Giugno 2012. È domenica. Ho letto La Piazza del diamante tutto d’un fiato seduto nel mio giardino. E qui ho incontrato Colombetta (in realtà si chiama Natàlia), l’ingenua protagonista che affronta la vita e la guerra con eroismo inconsapevole. Sono andato a Barcellona per cercare Mercè Rodoreda e ho trovato le mani. Le mani della copertina del libro e le mani delle fotografie che ho scattato. Quella dei ragazzi che gesticolano con i piedi nell’acqua. Quelle dei ragazzi che si tengono per mano quando camminano. Quella del barman concentratissimo mentre prepara un cocktail. Quella dello scultore con la motosega che scolpisce il ghiaccio. Quella della professoressa che insegna la sardana a un gruppo di ragazzi. Quella delle statue in cerchio con i ragazzi dentro. Le mani di un gruppo di ragazzi che si prendevano la luce di Barcellona nei primi giorni di primavera.
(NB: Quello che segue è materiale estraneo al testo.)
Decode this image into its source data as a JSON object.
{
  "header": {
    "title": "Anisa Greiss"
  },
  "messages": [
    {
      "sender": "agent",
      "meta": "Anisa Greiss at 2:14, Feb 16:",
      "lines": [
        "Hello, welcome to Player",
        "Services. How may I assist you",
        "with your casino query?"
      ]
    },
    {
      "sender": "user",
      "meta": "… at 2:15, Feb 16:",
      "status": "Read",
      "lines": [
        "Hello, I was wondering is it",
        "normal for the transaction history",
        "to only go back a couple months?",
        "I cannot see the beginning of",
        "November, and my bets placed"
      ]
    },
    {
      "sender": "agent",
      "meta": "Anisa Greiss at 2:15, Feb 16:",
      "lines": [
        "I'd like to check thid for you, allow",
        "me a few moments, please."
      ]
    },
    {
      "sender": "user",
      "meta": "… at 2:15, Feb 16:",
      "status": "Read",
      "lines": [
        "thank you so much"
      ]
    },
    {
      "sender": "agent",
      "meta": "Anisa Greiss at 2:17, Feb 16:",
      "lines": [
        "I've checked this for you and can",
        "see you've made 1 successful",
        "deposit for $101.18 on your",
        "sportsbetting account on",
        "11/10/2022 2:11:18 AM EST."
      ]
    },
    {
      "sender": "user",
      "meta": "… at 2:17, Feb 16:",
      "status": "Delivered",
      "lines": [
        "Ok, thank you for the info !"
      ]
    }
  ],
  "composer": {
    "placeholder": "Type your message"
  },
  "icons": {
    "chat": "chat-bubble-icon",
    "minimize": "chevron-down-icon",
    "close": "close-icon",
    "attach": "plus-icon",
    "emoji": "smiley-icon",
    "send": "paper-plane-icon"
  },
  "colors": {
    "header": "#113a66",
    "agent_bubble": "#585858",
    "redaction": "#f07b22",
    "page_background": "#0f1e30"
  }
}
Mentre guardo queste foto provo un grande piacere nel vedere quante cose possiamo fare con le mani, oltre a digitare sulle tastiere o fare click. Queste nostre mani che abbiamo disprezzato troppo a lungo, come abbiamo disprezzato il lavoro manuale e la fatica. Lavorare la terra, prima di tutto. Ci vuole il corpo: occhi, mani e piedi. Poi intelligenza, equilibrio, armonia. La terra del mio piccolo orto con le piante “utili” come i limoni, l’insalata e il basilico. E le piante “inutili” del mio giardino: sistemare all'ombra le camelie, potare le rose e curare i vasi colmi di gerani, che mi allietano quando li guardo affacciato alla finestra. Essere libero nel lavoro, quello mio, più esigente, più leggero, come quello che mi invento finalmente di domenica.
P. S.
Grazie tante, Antonietta, per avermi segnalato il video "Le mani" di Eduardo De Crescenzo, che non conoscevo. Ti debbo una rosa del mio giardino.